Espionnés par les RG

Le joueur en parle à son coach le lendemain mais il est déçu de l'attitude des dirigeants du club, qui lui conseillent de faire preuve de discrétion. Reçu par le directeur sportif, Paul Fischer, une (mauvaise) surprise l'attend avec la présence d'un agent des renseignements généraux qui lui apprend qu’il a été... l'objet d'une filature. « Il commence à me parler d'une mosquée où j'allais à Toulouse, celle de Mohamed Merah. Il me sort une photo quand je suis à la mosquée un vendredi. Ce n’est pas une mosquée intégriste du tout. J'y allais avec des joueurs du TFC, du Stade Toulousain et avec les joueurs de Luzenac… Je lui dis que c'est ridicule et ce n’est pas parce que je vais à la mosquée qu'on a le droit de m'insulter de sale Arabe, bougnoule ou sarrasin », fait-il savoir.

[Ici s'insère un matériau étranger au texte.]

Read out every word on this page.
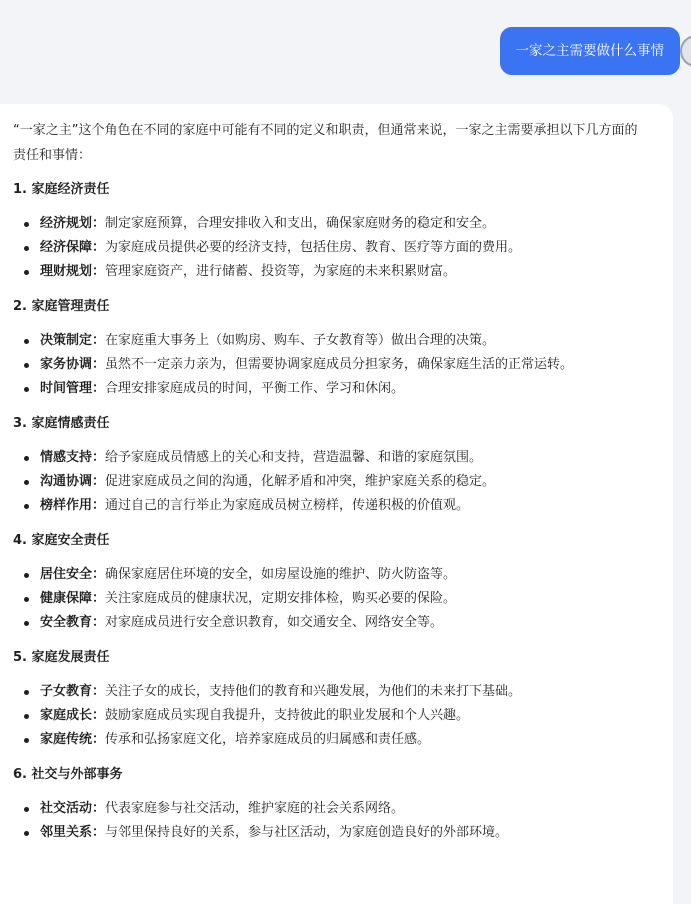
一家之主需要做什么事情

“一家之主”这个角色在不同的家庭中可能有不同的定义和职责，但通常来说，一家之主需要承担以下几方面的责任和事情：

1. 家庭经济责任

经济规划：制定家庭预算，合理安排收入和支出，确保家庭财务的稳定和安全。
经济保障：为家庭成员提供必要的经济支持，包括住房、教育、医疗等方面的费用。
理财规划：管理家庭资产，进行储蓄、投资等，为家庭的未来积累财富。

2. 家庭管理责任

决策制定：在家庭重大事务上（如购房、购车、子女教育等）做出合理的决策。
家务协调：虽然不一定亲力亲为，但需要协调家庭成员分担家务，确保家庭生活的正常运转。
时间管理：合理安排家庭成员的时间，平衡工作、学习和休闲。

3. 家庭情感责任

情感支持：给予家庭成员情感上的关心和支持，营造温馨、和谐的家庭氛围。
沟通协调：促进家庭成员之间的沟通，化解矛盾和冲突，维护家庭关系的稳定。
榜样作用：通过自己的言行举止为家庭成员树立榜样，传递积极的价值观。

4. 家庭安全责任

居住安全：确保家庭居住环境的安全，如房屋设施的维护、防火防盗等。
健康保障：关注家庭成员的健康状况，定期安排体检，购买必要的保险。
安全教育：对家庭成员进行安全意识教育，如交通安全、网络安全等。

5. 家庭发展责任

子女教育：关注子女的成长，支持他们的教育和兴趣发展，为他们的未来打下基础。
家庭成长：鼓励家庭成员实现自我提升，支持彼此的职业发展和个人兴趣。
家庭传统：传承和弘扬家庭文化，培养家庭成员的归属感和责任感。

6. 社交与外部事务

社交活动：代表家庭参与社交活动，维护家庭的社会关系网络。
邻里关系：与邻里保持良好的关系，参与社区活动，为家庭创造良好的外部环境。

Pour Salim Bagdhad, sa situation sportive s'était depuis dégradée au même titre que les regards. « Je suis maghrébin, donc un peu bronzé, je regarde derrière moi quand je sors du foot. Je fais maison-foot-maison... J'ai peur de recevoir ma mère chez moi, je suis toujours sur mes gardes quand un supporter vient me parler (…). Je deviens parano. Je me dis qu'il va peut-être me mettre un coup de couteau », indique, marqué, le jeune homme de 22 ans, indiquant être « un dommage collatéral de ce qui s'est passé à Charlie Hebdo ». Un traumatisme qu'il n'est pas prêt d'oublier.